Antwoord schriftelijke vragen : Antwoord op vragen van de leden Amhaouch en Palland over het bericht 'Schuifdakenfabrikant Inalfa Venray zet zeker 190 mensen op straat'
Vragen van de leden Amhaouch en Palland (beiden CDA) aan de Ministers van Economische Zaken en Klimaat en van Sociale Zaken en Werkgelegenheid over het bericht «Schuifdakenfabrikant Inalfa Venray zet zeker 190 mensen op straat» (ingezonden 1 februari 2021).

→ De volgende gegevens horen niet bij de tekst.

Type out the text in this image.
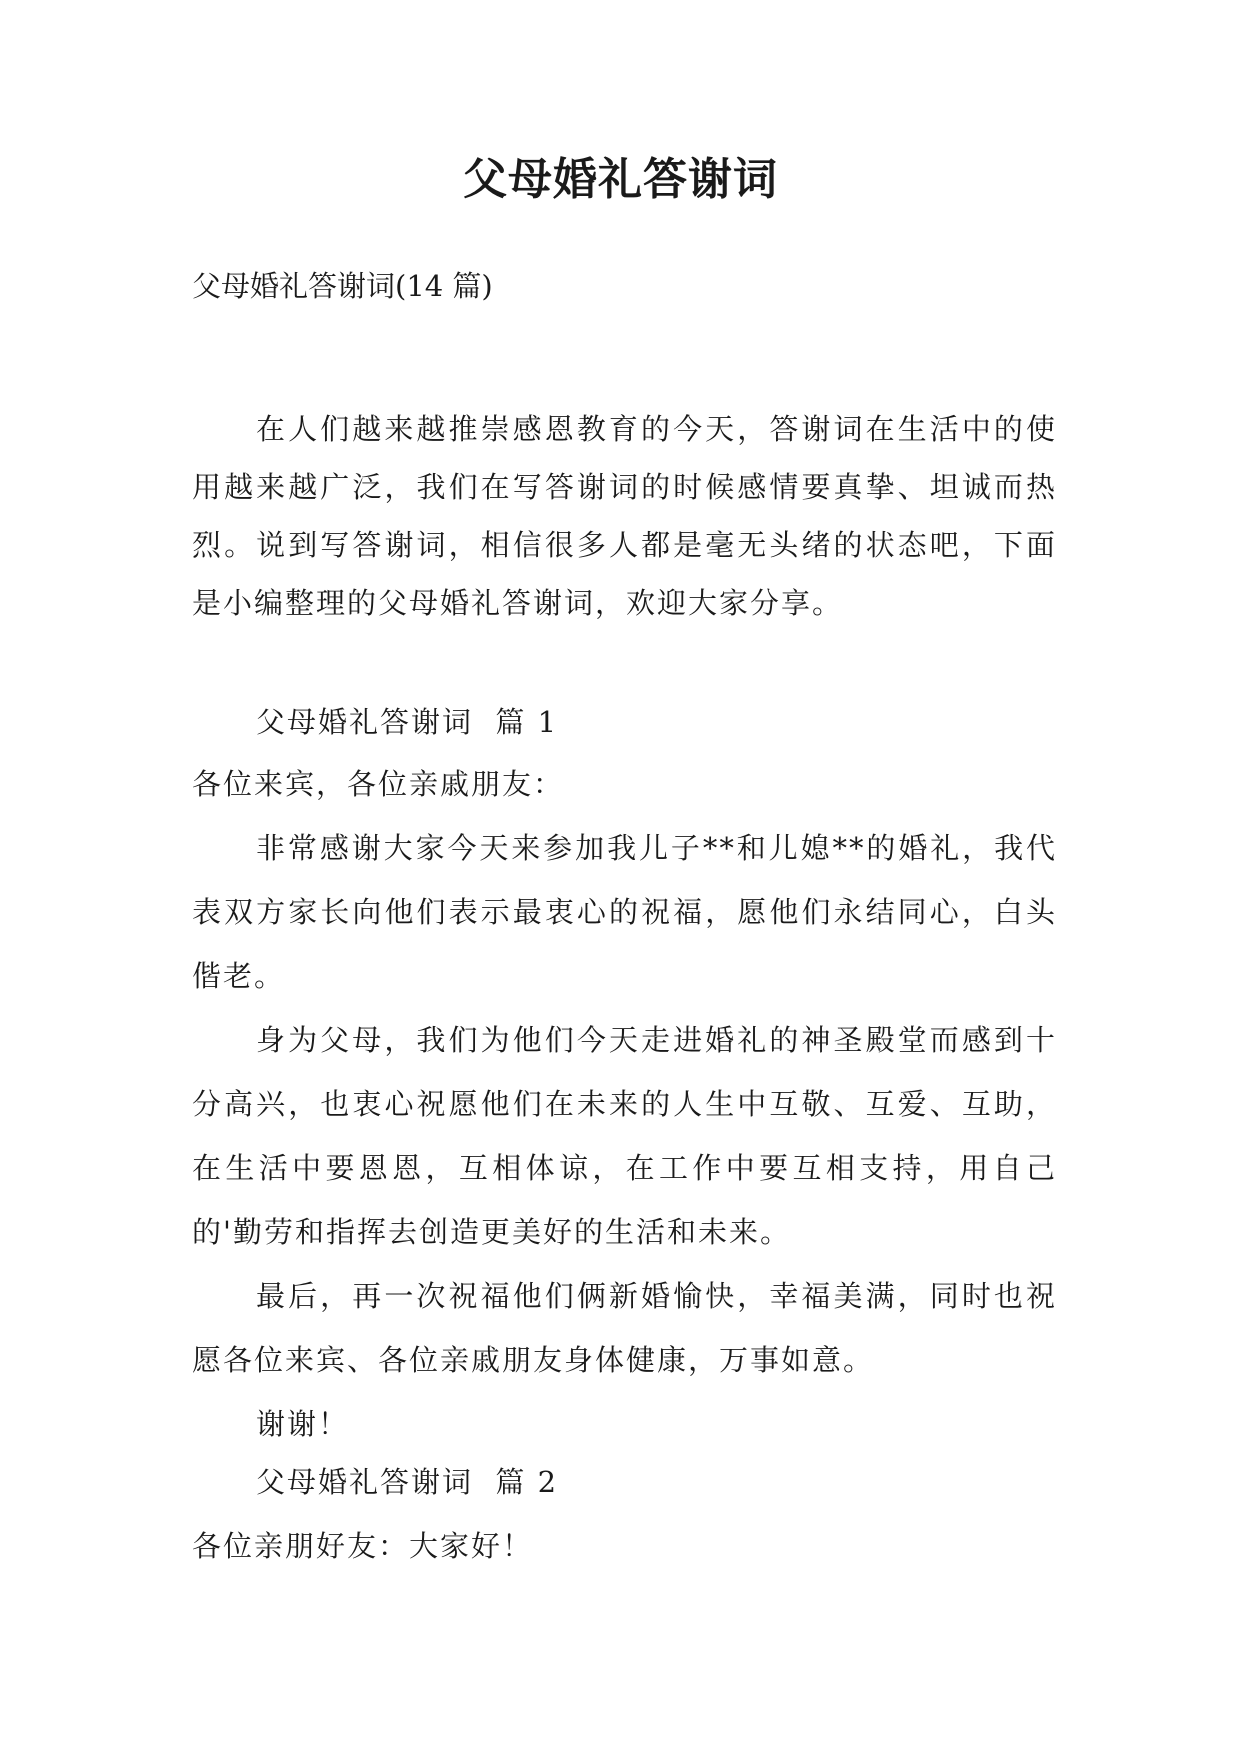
父母婚礼答谢词
父母婚礼答谢词(14 篇)

在人们越来越推崇感恩教育的今天，答谢词在生活中的使用越来越广泛，我们在写答谢词的时候感情要真挚、坦诚而热烈。说到写答谢词，相信很多人都是毫无头绪的状态吧，下面是小编整理的父母婚礼答谢词，欢迎大家分享。

父母婚礼答谢词  篇 1

各位来宾，各位亲戚朋友：

非常感谢大家今天来参加我儿子**和儿媳**的婚礼，我代表双方家长向他们表示最衷心的祝福，愿他们永结同心，白头偕老。

身为父母，我们为他们今天走进婚礼的神圣殿堂而感到十分高兴，也衷心祝愿他们在未来的人生中互敬、互爱、互助，在生活中要恩恩，互相体谅，在工作中要互相支持，用自己的'勤劳和指挥去创造更美好的生活和未来。

最后，再一次祝福他们俩新婚愉快，幸福美满，同时也祝愿各位来宾、各位亲戚朋友身体健康，万事如意。

谢谢！

父母婚礼答谢词  篇 2

各位亲朋好友：大家好！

Antwoord van Minister Van ’t Wout (Economische Zaken en Klimaat), mede namens de Minister
van Sociale Zaken en Werkgelegenheid (ontvangen 5 maart 2021).
Vraag 1
Bent u bekend met het bericht «Schuifdakenfabrikant Inalfa Venray zet zeker 190 mensen
op straat»?1
Antwoord 1
Ja.
Vraag 2
Vanaf welk moment was u op de hoogte van het voornemen van Inalfa om productie naar
Polen en Slowakije te verplaatsen en banen in Venray te schrappen? Wanneer bent u
voor het eerst geïnformeerd over deze aanzienlijke hoeveelheid ontslagen? Is er contact
geweest tussen u en Inalfa over de ontstane situatie en het voornemen om banen te
schrappen? Wanneer is dit geweest? Welke acties hebt u ondernomen om (te proberen)
dit ontslag te voorkomen?
Antwoord 2
Er is tot op heden geen direct contact geweest tussen de rijksoverheid en Inalfa over
de op handen zijnde reorganisatie bij het bedrijf. LIOF (de regionale ontwikkelingsmaatschappij
van de provincie Limburg) heeft in 2020 drie gesprekken gevoerd met Inalfa over de
uitdagende omstandigheden als gevolg van de coronacrisis. Hierover is het Ministerie
van Economische Zaken en Klimaat (EZK) op 4 juni 2020 geïnformeerd door LIOF. Op dat
moment waren er geen concrete signalen over baanverlies of andere ingrijpende maatregelen
bij Inalfa.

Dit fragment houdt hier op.